The Lacey Act (18 U.S.C. 42; 16 U.S.C. 3371-3378)
The Lacey Act was originally passed in 1900 to outlaw interstate traffic in birds and other animals illegally killed in their state of origin. It was aimed at the so-called "pot hunter" who killed large amounts of wildlife for sale. Similarly, the Black Bass Act was passed in 1926 to outlaw the interstate transport of illegally taken black bass. Today, the Lacey Act has been amended several times and now combines the Lacey and Black Bass Acts into a single comprehensive statute to provide more effective enforcement of State, Federal, Indian tribal, and foreign conservation laws protecting fish, wildlife, and rare plants. It is a vital tool where the Federal government can aid other governments in enforcing their own conservation laws.
With the exception of the marking offenses, none of the offenses under the Act stand on their own. There must first be a violation of an underlying Federal, State, foreign, or Indian Tribal law, treaty, or regulation relating to fish, wildlife, or rare plants.
It is unlawful for any person to import, export, transport, sell, receive, acquire, possess, or purchase any fish, wildlife, or plant taken, possessed, transported, or sold in violation of any Federal, State, foreign, or Indian tribal law, treaty, or regulation.
It is unlawful for any importation of live wild animals and birds to occur under inhumane and unhealthful conditions.
It is unlawful for any person to make or submit any false record, account, or identification of any fish, wildlife, or plant which has been, or is intended to be imported, exported, sold, purchased, or received from any foreign country; or transported in interstate or foreign commerce. These are commonly referred to as marking offenses.
Under the Act, Federal agents are authorized to seize any wildlife which they have reasonable grounds to believe was taken, possessed, transported, or imported in violation of any provisions of the underlying laws.
Both criminal and civil penalties can be assessed, depending upon the nature and type of the violation. A civil penalty can be as much as $10,000 if there is evidence that the violator should have known that the fish, wildlife, or plants were taken, possessed, transported, or sold in violation of any underlying law.
Criminal penalties fall into two categories. For a felony offense, a maximum $250,000 fine per individual and $500,000 per organization, and/or up to 5 years imprisonment for each violation of the Act can be assessed. A misdemeanor offense carries a maximum $100,000 fine per individual and $200,000 per organization, and/or up to 1 year imprisonment.

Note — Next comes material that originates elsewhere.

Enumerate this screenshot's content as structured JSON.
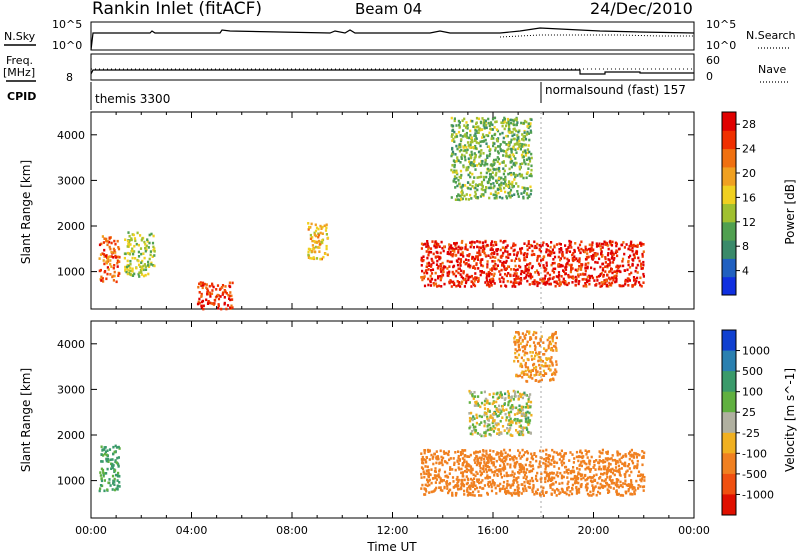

Forfeiture: Vehicles, aircraft, vessels, or other equipment used during the commission of the crime may be forfeited to the government in cases involving felony convictions. Any fish, wildlife, or plants involved in violations of the Act are also subject to be forfeited.

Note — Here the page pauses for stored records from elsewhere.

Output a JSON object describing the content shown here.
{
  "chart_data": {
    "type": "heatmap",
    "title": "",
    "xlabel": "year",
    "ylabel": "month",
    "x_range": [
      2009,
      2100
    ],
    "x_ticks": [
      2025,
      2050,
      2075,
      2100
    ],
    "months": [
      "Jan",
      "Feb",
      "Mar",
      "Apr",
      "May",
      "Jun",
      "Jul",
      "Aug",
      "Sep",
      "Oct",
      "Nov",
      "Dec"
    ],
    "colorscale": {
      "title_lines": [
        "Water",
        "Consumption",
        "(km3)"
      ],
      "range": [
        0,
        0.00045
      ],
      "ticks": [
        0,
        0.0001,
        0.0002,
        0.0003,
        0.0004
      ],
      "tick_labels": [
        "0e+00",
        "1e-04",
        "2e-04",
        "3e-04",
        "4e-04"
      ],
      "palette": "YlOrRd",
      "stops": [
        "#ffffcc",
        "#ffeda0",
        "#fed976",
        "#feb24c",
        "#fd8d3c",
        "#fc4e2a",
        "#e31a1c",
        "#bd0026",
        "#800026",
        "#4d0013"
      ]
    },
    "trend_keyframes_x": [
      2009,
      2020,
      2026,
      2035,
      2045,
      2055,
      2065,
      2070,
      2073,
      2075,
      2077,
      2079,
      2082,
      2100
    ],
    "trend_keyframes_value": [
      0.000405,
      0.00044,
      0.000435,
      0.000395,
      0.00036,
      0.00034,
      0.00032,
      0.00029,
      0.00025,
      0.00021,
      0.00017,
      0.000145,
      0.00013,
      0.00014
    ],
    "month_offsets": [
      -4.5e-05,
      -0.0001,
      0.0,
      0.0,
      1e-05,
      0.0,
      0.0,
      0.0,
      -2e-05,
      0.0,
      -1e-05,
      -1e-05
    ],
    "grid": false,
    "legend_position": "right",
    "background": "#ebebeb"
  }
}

- Rewards can be paid to any person who furnishes information leading to an arrest, criminal conviction, civil penalty assessment, or forfeiture of property.
- The maximum civil and criminal penalties have been increased and now include a felony punishment scheme which targets commercial violators and international traffickers.
- When the Lacey Act was amended in 1988 it was determined that the sale and purchase of guiding and outfitting services and invalid licenses and permits constitutes a sale and/or purchase of wildlife.
- Violations involving fish, wildlife, and plants are all subject to the same penalties.
- Restrictions have been relaxed on the marking of packages and containers of fish or wildlife shipped in interstate or foreign commerce to accommodate current industry practices.
- There is a strict liability forfeiture provision for all fish, wildlife, plants, vessels, vehicles, aircraft, or other equipment used in a violation of the Act, except marking violations.